Approximately 65% of all U.S. dollars are currently being used outside the United States.
But dollars are hard to come by in legal ways. Aggravated by limited foreign reserves and fixed exchange rates pegging the national currency at artificially high rates to other currencies, black market currency trading has flourished. Since the beginning of 2016, Egypt’s central bank has closed 48 out of 115 licensed exchange bureaus for trading at black market rates.
In November 2016, security forces in Ethiopia reportedly went house to house it the country’s capital of Addis Ababa seeking illegal exchange operations. Finally, in Nigeria, dealers trading at an exchange rate weaker than the government-sanctioned rate risk running afoul of Nigerian intelligence services.
Not all are suffering from the discordance between the official versus black-market rates. In fact, up till 2015, some benefitted greatly from the spread. ‘El raspao’, the scrape is the Venezuelan term for leaving the country, retrieving US dollars at the official government-imposed forex rate through a credit card cash advance and then returning to Venezuela to exchange the cash back into bolivars at the far higher black market rates.

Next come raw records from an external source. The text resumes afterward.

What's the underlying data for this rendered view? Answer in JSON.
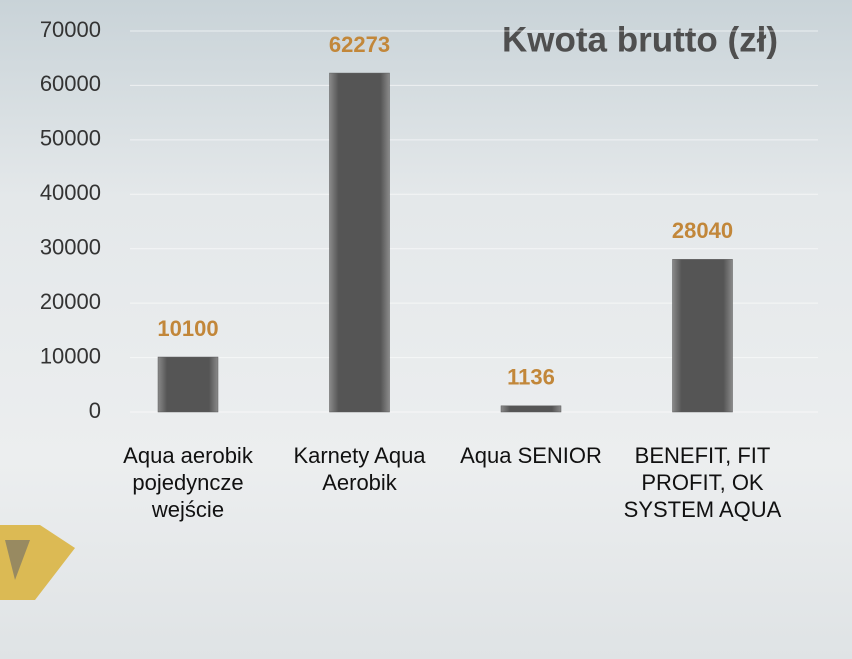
{
  "chart_data": {
    "type": "bar",
    "title": "Kwota brutto (zł)",
    "categories": [
      "Aqua aerobik pojedyncze wejście",
      "Karnety Aqua Aerobik",
      "Aqua SENIOR",
      "BENEFIT, FIT PROFIT, OK SYSTEM AQUA"
    ],
    "values": [
      10100,
      62273,
      1136,
      28040
    ],
    "color": "#5a5a5a",
    "ylim": [
      0,
      70000
    ],
    "yticks": [
      0,
      10000,
      20000,
      30000,
      40000,
      50000,
      60000,
      70000
    ],
    "grid": true
  }
}
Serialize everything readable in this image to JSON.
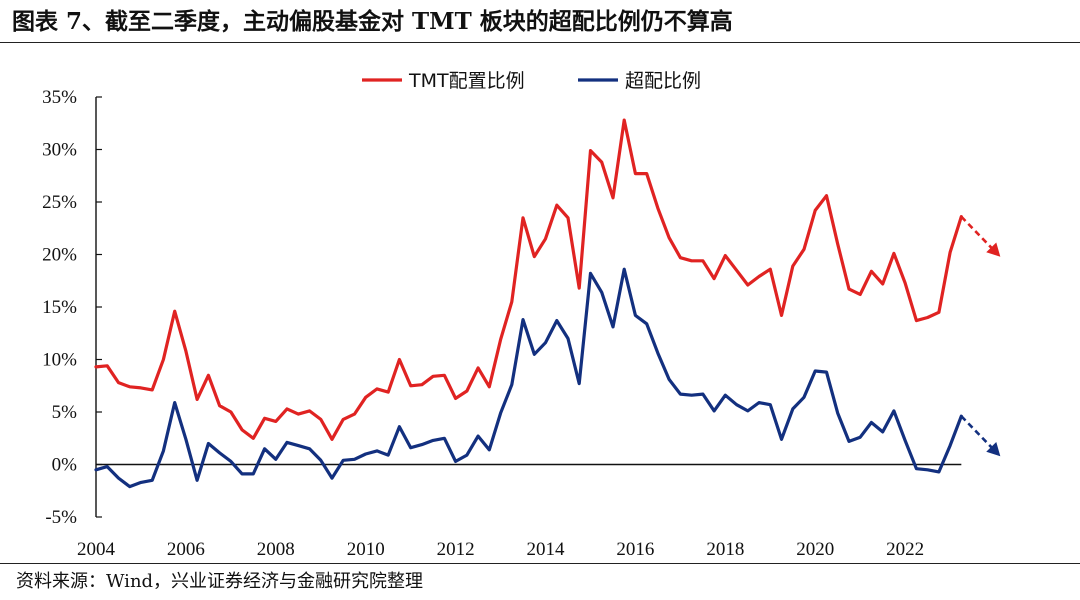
{
  "title": "图表 7、截至二季度，主动偏股基金对 TMT 板块的超配比例仍不算高",
  "source": "资料来源：Wind，兴业证券经济与金融研究院整理",
  "colors": {
    "red": "#e02322",
    "navy": "#13307f"
  },
  "chart_data": {
    "type": "line",
    "title": "图表 7、截至二季度，主动偏股基金对 TMT 板块的超配比例仍不算高",
    "xlabel": "",
    "ylabel": "",
    "ylim": [
      -5,
      35
    ],
    "xlim": [
      2004,
      2025
    ],
    "yticks": [
      "-5%",
      "0%",
      "5%",
      "10%",
      "15%",
      "20%",
      "25%",
      "30%",
      "35%"
    ],
    "xticks": [
      "2004",
      "2006",
      "2008",
      "2010",
      "2012",
      "2014",
      "2016",
      "2018",
      "2020",
      "2022"
    ],
    "legend_position": "top-center",
    "grid": false,
    "x": [
      2004.0,
      2004.25,
      2004.5,
      2004.75,
      2005.0,
      2005.25,
      2005.5,
      2005.75,
      2006.0,
      2006.25,
      2006.5,
      2006.75,
      2007.0,
      2007.25,
      2007.5,
      2007.75,
      2008.0,
      2008.25,
      2008.5,
      2008.75,
      2009.0,
      2009.25,
      2009.5,
      2009.75,
      2010.0,
      2010.25,
      2010.5,
      2010.75,
      2011.0,
      2011.25,
      2011.5,
      2011.75,
      2012.0,
      2012.25,
      2012.5,
      2012.75,
      2013.0,
      2013.25,
      2013.5,
      2013.75,
      2014.0,
      2014.25,
      2014.5,
      2014.75,
      2015.0,
      2015.25,
      2015.5,
      2015.75,
      2016.0,
      2016.25,
      2016.5,
      2016.75,
      2017.0,
      2017.25,
      2017.5,
      2017.75,
      2018.0,
      2018.25,
      2018.5,
      2018.75,
      2019.0,
      2019.25,
      2019.5,
      2019.75,
      2020.0,
      2020.25,
      2020.5,
      2020.75,
      2021.0,
      2021.25,
      2021.5,
      2021.75,
      2022.0,
      2022.25,
      2022.5,
      2022.75,
      2023.0,
      2023.25
    ],
    "series": [
      {
        "name": "TMT配置比例",
        "color": "#e02322",
        "values": [
          9.3,
          9.4,
          7.8,
          7.4,
          7.3,
          7.1,
          10.0,
          14.6,
          10.8,
          6.2,
          8.5,
          5.6,
          5.0,
          3.3,
          2.5,
          4.4,
          4.1,
          5.3,
          4.8,
          5.1,
          4.3,
          2.4,
          4.3,
          4.8,
          6.4,
          7.2,
          6.9,
          10.0,
          7.5,
          7.6,
          8.4,
          8.5,
          6.3,
          7.0,
          9.2,
          7.4,
          11.9,
          15.5,
          23.5,
          19.8,
          21.5,
          24.7,
          23.5,
          16.8,
          29.9,
          28.8,
          25.4,
          32.8,
          27.7,
          27.7,
          24.4,
          21.6,
          19.7,
          19.4,
          19.4,
          17.7,
          19.9,
          18.5,
          17.1,
          17.9,
          18.6,
          14.2,
          18.9,
          20.5,
          24.2,
          25.6,
          21.0,
          16.7,
          16.2,
          18.4,
          17.2,
          20.1,
          17.3,
          13.7,
          14.0,
          14.5,
          20.2,
          23.6
        ],
        "forecast_arrow": true
      },
      {
        "name": "超配比例",
        "color": "#13307f",
        "values": [
          -0.5,
          -0.2,
          -1.3,
          -2.1,
          -1.7,
          -1.5,
          1.3,
          5.9,
          2.4,
          -1.5,
          2.0,
          1.1,
          0.3,
          -0.9,
          -0.9,
          1.5,
          0.5,
          2.1,
          1.8,
          1.5,
          0.4,
          -1.3,
          0.4,
          0.5,
          1.0,
          1.3,
          0.9,
          3.6,
          1.6,
          1.9,
          2.3,
          2.5,
          0.3,
          0.9,
          2.7,
          1.4,
          4.9,
          7.6,
          13.8,
          10.5,
          11.6,
          13.7,
          12.0,
          7.7,
          18.2,
          16.4,
          13.1,
          18.6,
          14.2,
          13.4,
          10.6,
          8.1,
          6.7,
          6.6,
          6.7,
          5.1,
          6.6,
          5.7,
          5.1,
          5.9,
          5.7,
          2.4,
          5.3,
          6.4,
          8.9,
          8.8,
          4.9,
          2.2,
          2.6,
          4.0,
          3.1,
          5.1,
          2.3,
          -0.4,
          -0.5,
          -0.7,
          1.8,
          4.6
        ],
        "forecast_arrow": true
      }
    ]
  }
}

A highly lucrative arbitrage play that was reserved for the wealthiest, as only 56% of the Venezuelan population holds a bank account and even fewer have access to a credit card. Over 90% of the population does, however, own a smartphone.
But in Bitcoin we hope
Bypassing government control and regulation, accessible via a smartphone and not dependent on a bank account, bitcoin offers one the most viable alternatives to the prized US dollar in countries suffering from an inflationary monetary policy.

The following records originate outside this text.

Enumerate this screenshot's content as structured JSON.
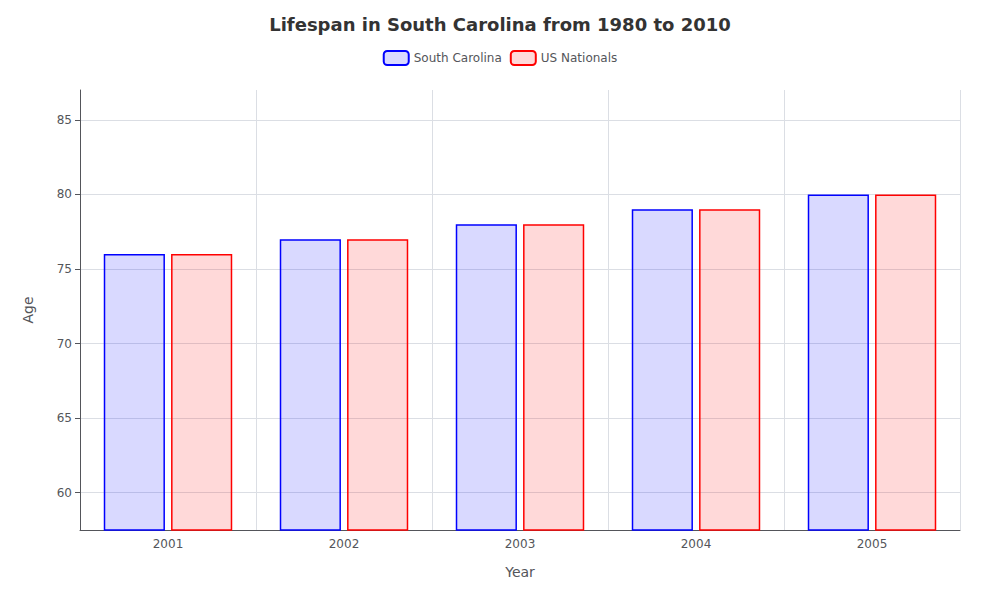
{
  "chart_data": {
    "type": "bar",
    "title": "Lifespan in South Carolina from 1980 to 2010",
    "xlabel": "Year",
    "ylabel": "Age",
    "categories": [
      "2001",
      "2002",
      "2003",
      "2004",
      "2005"
    ],
    "series": [
      {
        "name": "South Carolina",
        "color": "#0000ff",
        "values": [
          76,
          77,
          78,
          79,
          80
        ]
      },
      {
        "name": "US Nationals",
        "color": "#ff0000",
        "values": [
          76,
          77,
          78,
          79,
          80
        ]
      }
    ],
    "ylim": [
      57.5,
      87
    ],
    "yticks": [
      60,
      65,
      70,
      75,
      80,
      85
    ],
    "grid": true,
    "legend": "top"
  }
}
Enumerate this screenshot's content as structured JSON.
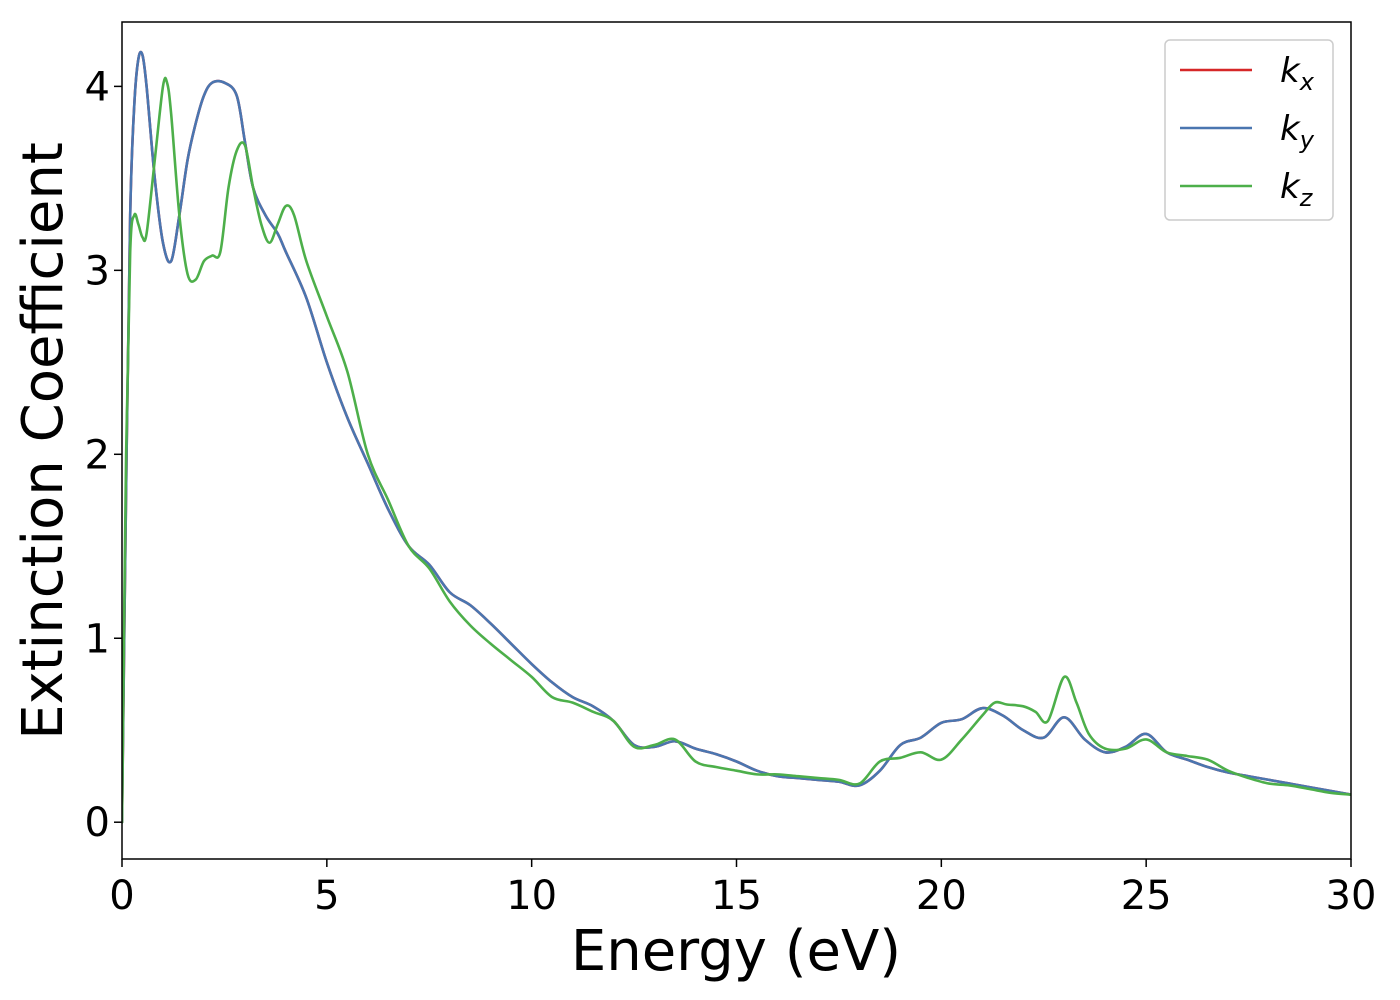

Bitcoin offers one the most viable alternatives to the prized US dollar in countries suffering from an inflationary monetary policy.

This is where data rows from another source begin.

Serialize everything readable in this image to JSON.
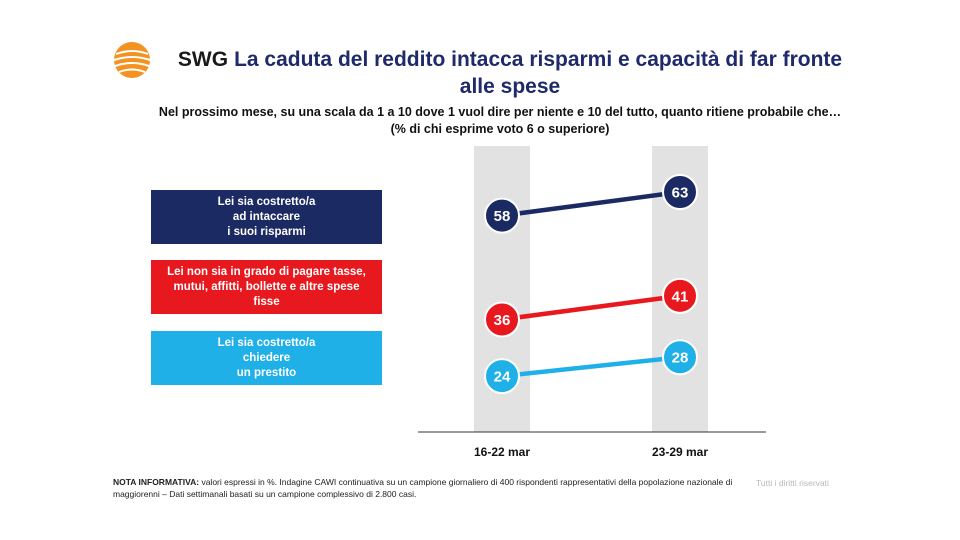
{
  "header": {
    "brand": "SWG",
    "title": "La caduta del reddito intacca risparmi e capacità di far fronte alle spese",
    "question_line1": "Nel prossimo mese, su una scala da 1 a 10 dove 1 vuol dire per niente e 10 del tutto, quanto ritiene probabile che…",
    "question_line2": "(% di chi esprime voto 6 o superiore)"
  },
  "colors": {
    "navy": "#1b2a63",
    "red": "#e8191e",
    "light_blue": "#1fb0e8",
    "column_band": "#e2e2e2",
    "logo_orange": "#f39221"
  },
  "chart_data": {
    "type": "line",
    "categories": [
      "16-22 mar",
      "23-29 mar"
    ],
    "series": [
      {
        "name": "Lei sia costretto/a\nad intaccare\ni suoi risparmi",
        "values": [
          58,
          63
        ],
        "color": "#1b2a63"
      },
      {
        "name": "Lei non sia in grado di pagare tasse,\nmutui, affitti, bollette e altre spese\nfisse",
        "values": [
          36,
          41
        ],
        "color": "#e8191e"
      },
      {
        "name": "Lei sia costretto/a\nchiedere\nun prestito",
        "values": [
          24,
          28
        ],
        "color": "#1fb0e8"
      }
    ],
    "data_labels": true,
    "grid": false,
    "legend_placement": "left"
  },
  "footer": {
    "note_label": "NOTA INFORMATIVA:",
    "note_text": " valori espressi in %. Indagine CAWI continuativa su un campione giornaliero di 400 rispondenti rappresentativi della popolazione nazionale di maggiorenni – Dati settimanali basati su un campione complessivo di 2.800 casi.",
    "rights": "Tutti i diritti riservati"
  }
}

Though the government is capable of limiting the supply of foreign currency through its own channels, the only way it could restrict access to bitcoin would be via nationwide internet censorship. Early this year, four Venezuelans were placed in custody for running a bitcoin mining operation involving over 300 machines.
Interestingly, mining bitcoins wasn’t cited as the reason for the arrests. Instead, authorities claimed the energy-intensive operation was hijacking national resources. The Latin-American nation is rocked by frequent and often severe blackouts and as electricity is heavily subsidized by the state and provided virtually free to residents, the charges of electricity theft are not entirely without merit.
Other bitcoin miner arrests in Europe and the US have been far more black-and-white, such as the Fed employee that installed bitcoin mining software on Fed servers, or the money-laundering bitcoin operation in Spain. Some nations have felt the currency itself directly undermines their own economic policy, and have taken steps to outright ban it. In Bangladesh trading in bitcoin can lead to 12 years imprisonment. Ecuadorean officials fear that bitcoin will kill the country’s fledgeling electronic cash system before it ever sees the light of day. Iceland hasn’t banned bitcoin as of yet, but converting the krona to BTC would run afoul of the nation’s ongoing capital flight prevention policies.
But bitcoin’s one enduring trait, the one that has allowed it to stand the test of these past 8 years is quite simply that it is without equivalent at bypassing government control. With anonymous transactions publicly controlled and validated, it has gained a reputation for being the de facto currency for extralegal, if not illegal activities. It can be argued that these nefarious beginnings are what allowed it to gain traction in its earliest days. However, the reality is that today, Bitcoin existing independently of a regulating body is what makes it so attractive as an alternative currency.
Regulating bodies are known to make mistakes and populations suffering from those mistakes must seek alternative monies regulated by alternative bodies. Why not, therefore, a currency regulated by the people? And if that same currency has gained a staggering 400% in the past 18 months and increased its market capitalization by over 30 billion USD, all the better.
Not now for all, but some people need it now.
With a current trading price of 1BTC hovering around 2000 USD, the cryptocurrency may still be considered the tech guru’s alternative to the gold rush, but it is of far more value to those 570 million people seeing their savings chip away day by day.
The debate on whether bitcoin is or isn’t legal tender is of little value to the developing world’s digital natives if it holds up better than the crumpled bits of government-backed paper found in their pockets.